The Rockets' Red Glare:
How a war, a tattered flag and a lawyer created the national anthem
The opening notes are immediately recognizable: Played before almost every sporting event in America, it is a song rich with American history and a song that encompasses the American spirit of patriotism: The national anthem, "The Star-Spangled Banner."
But before Whitney Houston belted out the longest-ever recorded anthem in 1991 during Super Bowl XXV, before it was played during presidential inaugurations, before Americans stood tall with their hands over their hearts, before the words were even set to music, a 35-year-old man sat down to write a poem. He had watched his inspiration unfurl like a flag during the Battle of Baltimore in 1814.
The War of 1812
At the beginning of the 19th century, Britain was at war with Napoleonic France, and, in turn, enforced a naval blockade to stop neutral trade from reaching French shores. To the fledging American nation, proud of its hard-won independence, this was illegal under international law. Even more infuriating, in order to man such a blockade, Britain had started to impress American merchant sailors into the Royal Navy.

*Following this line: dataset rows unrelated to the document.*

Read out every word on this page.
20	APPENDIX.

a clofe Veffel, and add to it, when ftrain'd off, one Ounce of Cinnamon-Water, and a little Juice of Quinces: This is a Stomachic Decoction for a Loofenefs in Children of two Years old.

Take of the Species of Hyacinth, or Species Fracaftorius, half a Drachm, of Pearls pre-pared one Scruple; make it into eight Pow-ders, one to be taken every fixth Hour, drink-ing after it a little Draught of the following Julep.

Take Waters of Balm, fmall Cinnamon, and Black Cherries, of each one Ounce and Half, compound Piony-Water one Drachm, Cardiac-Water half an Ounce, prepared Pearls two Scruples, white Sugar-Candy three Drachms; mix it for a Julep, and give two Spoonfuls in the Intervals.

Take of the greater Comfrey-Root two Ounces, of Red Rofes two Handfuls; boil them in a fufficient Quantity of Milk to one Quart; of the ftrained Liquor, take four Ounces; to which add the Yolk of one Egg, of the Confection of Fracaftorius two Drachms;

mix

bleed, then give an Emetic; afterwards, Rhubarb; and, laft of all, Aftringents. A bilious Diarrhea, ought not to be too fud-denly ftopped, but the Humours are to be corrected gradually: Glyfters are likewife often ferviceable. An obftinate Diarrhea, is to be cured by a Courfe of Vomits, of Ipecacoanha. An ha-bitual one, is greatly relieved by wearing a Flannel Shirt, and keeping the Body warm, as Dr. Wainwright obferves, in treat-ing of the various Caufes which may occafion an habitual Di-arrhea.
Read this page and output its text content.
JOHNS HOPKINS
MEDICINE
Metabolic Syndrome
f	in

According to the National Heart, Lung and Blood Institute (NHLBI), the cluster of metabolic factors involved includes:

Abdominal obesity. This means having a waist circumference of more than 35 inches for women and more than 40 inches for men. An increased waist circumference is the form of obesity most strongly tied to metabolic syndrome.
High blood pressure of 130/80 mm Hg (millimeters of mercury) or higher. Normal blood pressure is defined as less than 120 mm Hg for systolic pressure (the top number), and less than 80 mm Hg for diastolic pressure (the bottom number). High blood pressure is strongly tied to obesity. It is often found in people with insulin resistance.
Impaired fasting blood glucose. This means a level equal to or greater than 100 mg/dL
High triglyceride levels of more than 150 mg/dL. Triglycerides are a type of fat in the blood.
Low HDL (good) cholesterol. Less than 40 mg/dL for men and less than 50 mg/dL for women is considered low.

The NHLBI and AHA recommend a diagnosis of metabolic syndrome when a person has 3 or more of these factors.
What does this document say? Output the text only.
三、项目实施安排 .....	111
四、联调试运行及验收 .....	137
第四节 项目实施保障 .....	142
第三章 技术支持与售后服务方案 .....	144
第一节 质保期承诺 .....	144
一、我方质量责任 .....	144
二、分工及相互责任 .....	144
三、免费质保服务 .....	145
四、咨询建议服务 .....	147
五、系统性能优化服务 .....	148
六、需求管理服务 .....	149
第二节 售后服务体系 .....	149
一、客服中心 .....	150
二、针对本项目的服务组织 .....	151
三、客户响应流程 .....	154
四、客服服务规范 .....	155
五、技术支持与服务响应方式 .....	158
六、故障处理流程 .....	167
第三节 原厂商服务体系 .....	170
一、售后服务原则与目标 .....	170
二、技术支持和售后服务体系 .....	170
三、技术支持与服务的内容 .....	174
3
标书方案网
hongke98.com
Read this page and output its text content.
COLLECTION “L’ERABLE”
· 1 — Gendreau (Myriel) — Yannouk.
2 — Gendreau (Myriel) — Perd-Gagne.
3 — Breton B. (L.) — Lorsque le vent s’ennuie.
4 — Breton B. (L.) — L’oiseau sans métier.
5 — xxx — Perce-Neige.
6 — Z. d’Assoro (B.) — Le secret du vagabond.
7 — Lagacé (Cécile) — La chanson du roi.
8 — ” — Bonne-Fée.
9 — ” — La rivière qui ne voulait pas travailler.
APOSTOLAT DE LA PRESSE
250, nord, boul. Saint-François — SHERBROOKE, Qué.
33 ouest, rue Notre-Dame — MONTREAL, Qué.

In fact, British crews were boarding American-flagged vessels looking for British military deserters and kidnapping them on the flimsiest evidence. A battle raged between USS Chesapeake and HMS Leopard off the coast of Norfolk, Virginia, in 1807. Four Sailors were taken on charges of desertion, enraging the American public, according to John Hook, writer for The Historian magazine, and John C.A. Stagg in Mr. Madison's War. Just four years later, while on patrol off the North Carolina coast, USS President engaged the British sloop-of-war HMS Little Belt; the battle left 11 British sailors dead.
These events, coupled with the British support of Native American raids on American settlers on the frontier, pressured Congress to act. On June 18, 1812, President James Madison signed the American declaration of war.
The war was unpopular in most of New England, and the United States took several defeats on land, including the Siege of Detroit, the Battle of Queenston Heights and a failed invasion of Montreal. These events improved British morale, but the Battle of Lake Erie in 1813, which secured control of the great lake, and the Battle of the Thames in Canada ended the Native American raids along the border. In fact, during the latter, Maj. Gen. Willian Henry Harrison all but destroyed a British-allied tribal confederacy under Tecumseh. According to Mackay Hitsman's The Incredible War of 1812, the 1814 American victory at Plattsbugh, New York, eventually ended British attempts to invade from the north.
Meanwhile, at sea, a powerful Royal Navy blockaded the American coast. This allowed the British to strike American trade at will. In 1814, the British laid waste to the capital with the burning of Washington, D.C. but the resilient Americans pushed back against the British during the subsequent Battle of Baltimore.